我想用elasticsearch实现自动完成,但我做不到。我想要类似的问题,这里。我尝试了建议的答案,但没有成功。我想要下面这样的东西:
我的索引字符串用于例如:
对于输入"develo",我希望作为输出:
对于输入"developpeur",我希望作为输出:
为了输入"suis",我想要输出:
我试着用完成提示器来实现这个目标:
下面是我正在使用的elasticsearch:
"number": "6.2.2",
"build_hash": "10b1edd",
"build_date": "2018-02-16T19:01:30.685723Z",
"build_snapshot": false,
"lucene_version": "7.2.1",
"minimum_wire_compatibility_version": "5.6.0",
"minimum_index_compatibility_version": "5.0.0"制图:
{
"settings": {
"number_of_shards": "1",
"analysis": {
"filter": {
"prefix_filter": {
"type": "edge_ngram",
"min_gram": 1,
"max_gram": 20
},
"ngram_filter": {
"type": "nGram",
"min_gram": "3",
"max_gram": "3"
},
"synonym_filter": {
"type": "synonym",
"synonyms": [
"hackwillbereplacedatindexcreation,hackwillbereplacedatindexcreation"
]
},
"french_stop": {
"type": "stop",
"stopwords": "french"
}
},
"analyzer": {
"word": {
"type": "custom",
"tokenizer": "standard",
"filter": [
"lowercase",
"asciifolding",
"french_stop"
],
"char_filter": []
},
"prefix": {
"type": "custom",
"tokenizer": "standard",
"filter": [
"lowercase",
"asciifolding",
"synonym_filter",
"prefix_filter"
],
"char_filter": []
},
"ngram_with_synonyms": {
"type": "custom",
"tokenizer": "standard",
"filter": [
"lowercase",
"asciifolding",
"synonym_filter",
"ngram_filter"
],
"char_filter": []
},
"ngram": {
"type": "custom",
"tokenizer": "standard",
"filter": [
"lowercase",
"asciifolding",
"ngram_filter"
],
"char_filter": []
}
}
}
},
"mappings": {
"training": {
"properties": {
"id": {
"type": "text",
"index": false
},
"label": {
"type": "text",
"index_options": "docs",
"copy_to": "full_label",
"analyzer": "word",
"fields": {
"prefix": {
"type": "text",
"index_options": "docs",
"analyzer": "prefix",
"search_analyzer": "word"
},
"ngram": {
"type": "text",
"index_options": "docs",
"analyzer": "ngram_with_synonyms",
"search_analyzer": "ngram"
}
}
},
"labelSuggest": {
"type": "completion",
"analyzer": "word"
},
}
}
}然后,当我用我的数据创建索引时,我这样做(这是对ES api进行put调用的主体,为此我使用pyhon ):
body = {
"label": r["title"],
"labelSuggest": {
"input": r["title"].ngrams()
},
"weight": 1.
}r" title ".ngrams()获取标题的所有ngram。
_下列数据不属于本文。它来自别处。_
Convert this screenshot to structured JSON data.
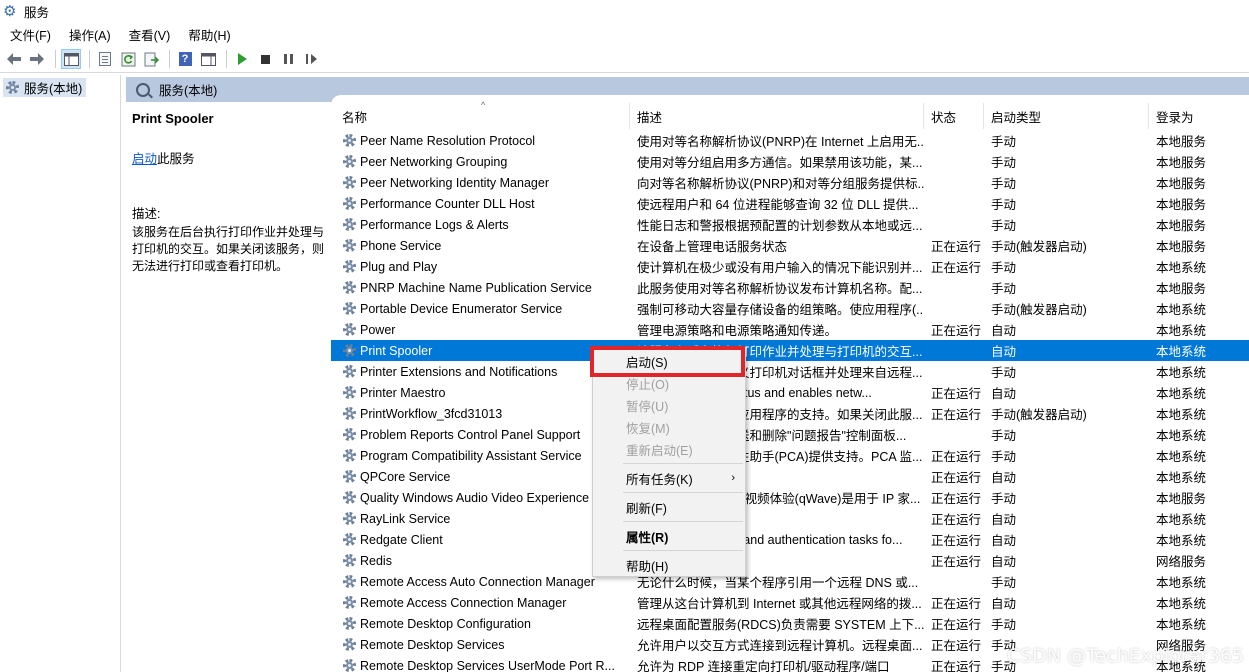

例如:“发展研究生物技术”:“发展”、“研究”、“生物技术”、“发展研究”、“生物技术研究”和“发展研究生物技术”。
那么,给建议者打电话,我会:
POST http://localhost:9200/training/_search?pretty
{
"suggest": {
"labelSuggest": {
"text": "developpeur",
"completion": {
"field": "labelSuggest",
"skip_duplicates": true
}
}
}
}结果是:
{
"text": "développement",
"_index": "activity_20180518092449",
"_type": "activity",
"_id": "2031ce8b-6589-3270-afdf-7901aa21efa1",
"_score": 1,
"_source": {
"id": "2031ce8b-6589-3270-afdf-7901aa21efa1",
"name": "development research biotech",
"labelSuggest": [
"development",
"research",
"biotech",
"development research",
"research biotech",
"development research biotech"
]
}但我想要给我的东西:“发展”、“发展研究”和“发展研究生物技术”(假设我们只有这份文件作为投入)。
我正在做的映射/查询有什么问题?这样做对吗?我希望我的问题很清楚。我找了很多遍都是徒劳的。
提前感谢
发布于 2018-05-23 11:08:17
首先,恩格拉姆不会照你说的做。
这是:
"ngram_filter": {
"type": "nGram",
"min_gram": "3",
"max_gram": "3"
},将从“发展爪哇”->开发,前夕,维尔,elo .等等。
查看这里的文档:Ngram托卡器
第二..。对于您想要的结果,我将只使用一个自定义分析器,它具有过滤器"icu_folding“和"engram”以及一个空白标记器。现在我将从2开始,最多从20-25开始。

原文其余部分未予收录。